Mais c’est un problème lié au gaz qui a déclenché les troubles actuels, dont la clé est en Syrie, comme l’explique Marc Fromager. Le Qatar, afin d’inonder le marché européen de cette ressource, souhaitait construire un oléoduc qui aurait traversé le territoire syrien. Le président syrien, Bachar el-Assad, a refusé, par fidélité envers son allié historique russe, ce qui lui a valu nombre des tentatives de déstabilisations récentes.

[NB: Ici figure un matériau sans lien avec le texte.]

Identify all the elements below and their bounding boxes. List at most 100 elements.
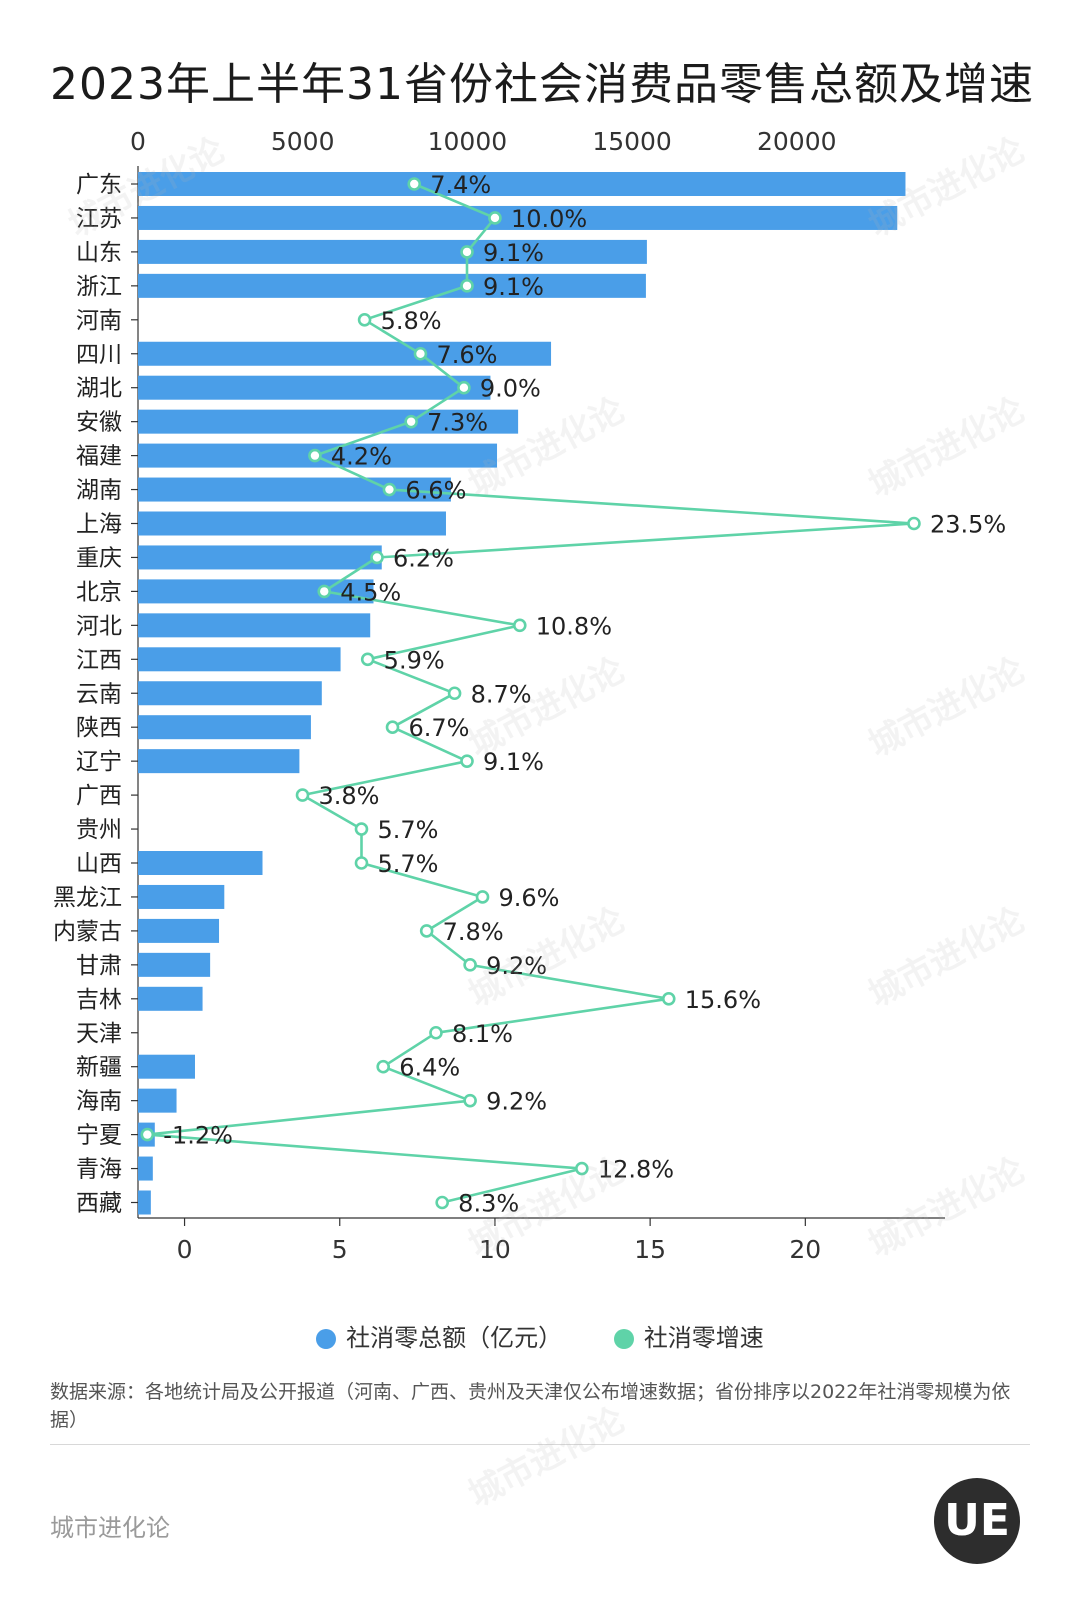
sales-bar	[138, 1088, 177, 1113]
sales-bar	[138, 239, 647, 264]
growth-data-label: 8.7%	[471, 680, 532, 708]
category-label: 广西	[76, 783, 122, 809]
category-label: 上海	[76, 512, 122, 538]
sales-bar	[138, 681, 322, 706]
category-label: 陕西	[76, 715, 122, 741]
top-axis-tick-label: 15000	[592, 127, 672, 156]
growth-point	[512, 618, 527, 633]
category-label: 内蒙古	[53, 919, 122, 945]
growth-data-label: 6.2%	[393, 544, 454, 572]
bottom-axis-tick-label: 0	[177, 1235, 193, 1264]
sales-bar	[138, 884, 225, 909]
growth-data-label: 9.2%	[486, 952, 547, 980]
category-label: 黑龙江	[53, 885, 122, 911]
growth-point	[295, 788, 310, 802]
category-label: 辽宁	[76, 749, 122, 775]
category-label: 海南	[76, 1089, 122, 1115]
sales-bar	[138, 851, 263, 875]
category-label: 福建	[76, 444, 122, 470]
category-label: 四川	[76, 342, 122, 368]
category-label: 湖北	[76, 376, 122, 402]
growth-point	[357, 312, 372, 327]
growth-data-label: 12.8%	[598, 1156, 674, 1184]
growth-point	[475, 890, 490, 904]
growth-data-label: 23.5%	[930, 511, 1006, 539]
category-label: 浙江	[76, 274, 122, 300]
growth-data-label: 9.1%	[483, 748, 544, 776]
growth-point	[308, 448, 322, 463]
bottom-axis-tick-label: 10	[479, 1235, 511, 1264]
growth-point	[457, 380, 471, 395]
growth-point	[435, 1195, 449, 1210]
growth-point	[385, 720, 400, 735]
growth-point	[404, 414, 418, 429]
sales-bar	[138, 918, 220, 943]
growth-data-label: 10.0%	[511, 205, 587, 233]
sales-bar	[138, 715, 311, 740]
growth-data-label: 9.0%	[480, 375, 541, 403]
source-note: 数据来源：各地统计局及公开报道（河南、广西、贵州及天津仅公布增速数据；省份排序以…	[50, 1381, 1011, 1431]
legend-swatch-sales	[316, 1329, 337, 1349]
growth-data-label: 7.6%	[436, 341, 497, 369]
bottom-axis-tick-label: 15	[634, 1235, 666, 1264]
category-label: 北京	[76, 579, 122, 605]
sales-bar	[138, 986, 203, 1011]
category-label: 江苏	[76, 206, 122, 232]
growth-point	[354, 822, 369, 836]
category-label: 西藏	[76, 1191, 122, 1217]
legend-item-sales: 社消零总额（亿元）	[316, 1318, 562, 1353]
growth-data-label: 9.1%	[483, 273, 544, 301]
divider	[50, 1444, 1030, 1445]
growth-data-label: 6.4%	[399, 1054, 460, 1082]
growth-data-label: 3.8%	[319, 782, 380, 810]
top-axis-tick-label: 0	[130, 127, 146, 156]
growth-point	[488, 211, 502, 225]
category-label: 贵州	[76, 817, 122, 843]
top-axis-tick-label: 5000	[271, 127, 335, 156]
brand-name: 城市进化论	[50, 1514, 170, 1542]
brand-logo: UE	[934, 1478, 1020, 1564]
category-label: 河南	[76, 308, 122, 334]
category-label: 山西	[76, 851, 122, 877]
bottom-axis-tick-label: 20	[789, 1235, 821, 1264]
growth-data-label: 8.1%	[452, 1020, 513, 1048]
growth-data-label: 5.8%	[381, 307, 442, 335]
legend: 社消零总额（亿元） 社消零增速	[0, 1318, 1080, 1353]
bottom-axis-tick-label: 5	[332, 1235, 348, 1264]
growth-point	[360, 652, 375, 667]
growth-data-label: 9.6%	[499, 884, 560, 912]
category-label: 新疆	[76, 1055, 122, 1081]
chart-title: 2023年上半年31省份社会消费品零售总额及增速	[50, 59, 1034, 110]
sales-bar	[138, 341, 552, 366]
top-axis-tick-label: 20000	[757, 127, 837, 156]
growth-point	[661, 991, 676, 1006]
growth-data-label: 9.2%	[486, 1088, 547, 1116]
growth-data-label: 5.7%	[377, 816, 438, 844]
growth-data-label: 6.6%	[405, 477, 466, 505]
growth-data-label: 5.9%	[384, 646, 445, 674]
growth-point	[354, 856, 369, 870]
sales-bar	[138, 273, 646, 298]
top-axis-tick-label: 10000	[428, 127, 508, 156]
growth-data-label: 4.2%	[331, 443, 392, 471]
category-label: 甘肃	[76, 953, 122, 979]
legend-swatch-growth	[613, 1329, 634, 1349]
growth-point	[429, 1025, 443, 1040]
sales-bar	[138, 647, 341, 672]
growth-point	[317, 584, 332, 599]
growth-data-label: 9.1%	[483, 239, 544, 267]
growth-point	[460, 245, 474, 259]
growth-data-label: 7.3%	[427, 409, 488, 437]
growth-data-label: 10.8%	[536, 612, 612, 640]
sales-bar	[138, 511, 446, 536]
category-label: 青海	[76, 1157, 122, 1183]
growth-data-label: 7.8%	[443, 918, 504, 946]
growth-data-label: 4.5%	[340, 578, 401, 606]
growth-point	[376, 1059, 391, 1074]
category-label: 宁夏	[76, 1123, 122, 1149]
category-label: 云南	[76, 681, 122, 707]
sales-bar	[138, 749, 300, 774]
growth-point	[140, 1127, 155, 1142]
sales-bar	[138, 545, 382, 570]
legend-item-growth: 社消零增速	[613, 1318, 764, 1353]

Son régime dictatorial, détesté par une large partie de la population, s’est révélé plus solide que ne l’escomptaient les Qataris et leurs alliés. À présent, une majorité de Syriens le soutient, souhaitant que le pays sorte enfin du chaos.
 

La France a trahi les chrétiens d’Orient

Antoine Sfeir, journaliste franco-libanais et directeur des Cahiers d’Orient, regrette amèrement que la France ait trahi son rôle de protectrice des minorités chrétiennes d’Orient. La France avec son « ministre étranger aux affaires » a choisi le camp du Qatar. Il ne fait pas cette dénonciation par amour pour le clan Assad : « Je porte sur mon corps les marques de la police d’Hafez el-Assad, le père de Bachar », rappelle-t-il. Mais l’Occident s’est fait l’allié du pire ennemi des chrétiens d’Orient, l’islam radical sunnite, bien plus extrémiste et destructeur que le régime des mollahs iraniens, par exemple.

Ce contexte mouvant, inquiétant, a été souligné par le Custode de Terre Sainte, le père Pizzabella. Cette année a été au Proche-Orient ce que la Première Guerre mondiale a été pour l’Europe : « Les anciennes règles n’existent plus, affirme-t-il, mais nous ignorons encore à quoi ressembleront les nouvelles règles ».